Теперь говорил вслух:
— Заткнись! Ты сводишь меня с ума.
— Но я не сказал еще ни слова.
Найджел вздрогнул и обернулся. Это был всего лишь Лайонел Ситон, бесшумно по газону приблизившийся к нему.
— Извините, — сказал Найджел, — я разговаривал с вашим домом.
— Прошу прощения, что прервал разговор, — ответил вежливо молодой человек. — Я вас понимаю.
— А что, вам он тоже действует на нервы?
— Иногда. — Лайонел Ситон уселся на траве перед ним, скрестив ноги и глядя в лицо Найджелу. — Мне пора отсюда уехать.
— Чтобы начать работать? Вы это хотите сказать?
— Да. Я только в прошлом году демобилизовался. Дженет предпочла бы видеть меня студентом Оксфорда, но… — Его по-военному резкий голос оборвался.
— Но вы хотите быть самостоятельным? — предположил Найджел.
— Верно. Если только знать, что для этого нужно делать. К сожалению, я ничего не умею, поскольку ни к чему не подготовлен, попал в армию сразу же после школы. А на войне учат только убивать. Может, стать эмигрантом? Австралия, кажется, приглашает англичан.
— Это слишком далеко.
— Не так уж далеко, если мне там понравится.
— Я думаю, — осторожно сказал Найджел после паузы, — ваш отец отбрасывает слишком большую тень.
Лайонел Ситон посмотрел на него острым, почти враждебным взглядом:
— Но он ничего плохого…
— Я хотел сказать, нелегко быть сыном гения.
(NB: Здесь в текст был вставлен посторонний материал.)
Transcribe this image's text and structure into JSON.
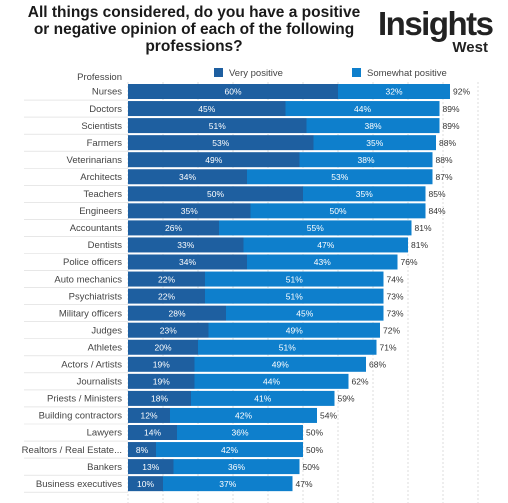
{
  "title_lines": [
    "All things considered, do you have a positive",
    "or negative opinion of each of the following",
    "professions?"
  ],
  "logo": {
    "main": "Insights",
    "sub": "West"
  },
  "colors": {
    "very_positive": "#1e5fa0",
    "somewhat_positive": "#0e7fcc",
    "grid": "#c8c8c8"
  },
  "chart_data": {
    "type": "bar",
    "orientation": "horizontal",
    "stacked": true,
    "category_header": "Profession",
    "categories": [
      "Nurses",
      "Doctors",
      "Scientists",
      "Farmers",
      "Veterinarians",
      "Architects",
      "Teachers",
      "Engineers",
      "Accountants",
      "Dentists",
      "Police officers",
      "Auto mechanics",
      "Psychiatrists",
      "Military officers",
      "Judges",
      "Athletes",
      "Actors / Artists",
      "Journalists",
      "Priests / Ministers",
      "Building contractors",
      "Lawyers",
      "Realtors / Real Estate...",
      "Bankers",
      "Business executives"
    ],
    "series": [
      {
        "name": "Very positive",
        "values": [
          60,
          45,
          51,
          53,
          49,
          34,
          50,
          35,
          26,
          33,
          34,
          22,
          22,
          28,
          23,
          20,
          19,
          19,
          18,
          12,
          14,
          8,
          13,
          10
        ]
      },
      {
        "name": "Somewhat positive",
        "values": [
          32,
          44,
          38,
          35,
          38,
          53,
          35,
          50,
          55,
          47,
          43,
          51,
          51,
          45,
          49,
          51,
          49,
          44,
          41,
          42,
          36,
          42,
          36,
          37
        ]
      }
    ],
    "totals": [
      92,
      89,
      89,
      88,
      88,
      87,
      85,
      84,
      81,
      81,
      76,
      74,
      73,
      73,
      72,
      71,
      68,
      62,
      59,
      54,
      50,
      50,
      50,
      47
    ],
    "value_suffix": "%",
    "xlim": [
      0,
      100
    ],
    "legend_position": "top"
  }
}
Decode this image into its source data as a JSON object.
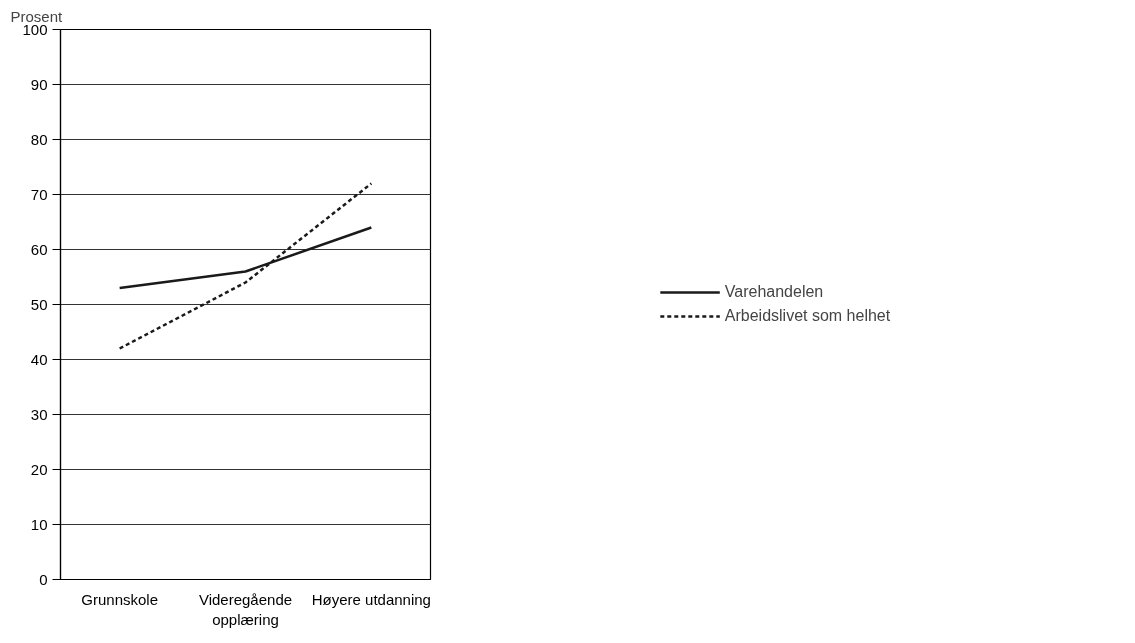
{
  "chart_data": {
    "type": "line",
    "ylabel": "Prosent",
    "categories": [
      "Grunnskole",
      "Videregående\nopplæring",
      "Høyere utdanning"
    ],
    "series": [
      {
        "name": "Varehandelen",
        "color": "#1a1a1a",
        "values": [
          53,
          56,
          64
        ],
        "line_style": "solid"
      },
      {
        "name": "Arbeidslivet som helhet",
        "color": "#1a1a1a",
        "values": [
          42,
          54,
          72
        ],
        "line_style": "dotted"
      }
    ],
    "ylim": [
      0,
      100
    ],
    "yticks": [
      0,
      10,
      20,
      30,
      40,
      50,
      60,
      70,
      80,
      90,
      100
    ],
    "grid": "y",
    "legend": "right",
    "marker": "none"
  }
}
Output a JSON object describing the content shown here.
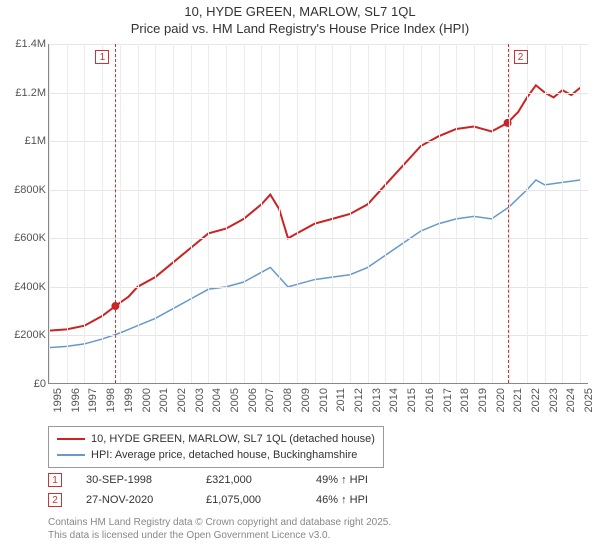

— Теперь понимаю. Да, в каком-то смысле с ними обоими одинаково трудно.
— Вы о своей мачехе?
— Я здесь не нужен никому.
— Но тогда ничто вас и не удерживает.
— Вы думаете? А полиция?
— Они больше сюда не придут. Однако, может быть, вы имеете в виду что-то еще?
Некоторое время Лайонел молчал, задумчиво глядя на Найджела, который почувствовал, что имя Мары Торренс готово слететь с его уст.
— Ванесса, — сказал Лайонел наконец. — Я хотел бы быть спокоен за нее.
— В каком смысле?
— Дженет делает все, что может, — уклончиво ответил юноша. — Но они не очень-то ладят друг с другом, как вы заметили. А мой отец… на первом месте у него работа. Кроме того, как раз рождение Ванессы стало причиной смерти нашей матери, и, естественно, он… Если бы я был уверен, что она благополучно выйдет замуж!.. Эта девушка может увлечься каким-нибудь опасным типом, привлекательным эгоистом-невротиком. Она страшно ранима.
— Ей придется учиться на собственных ошибках.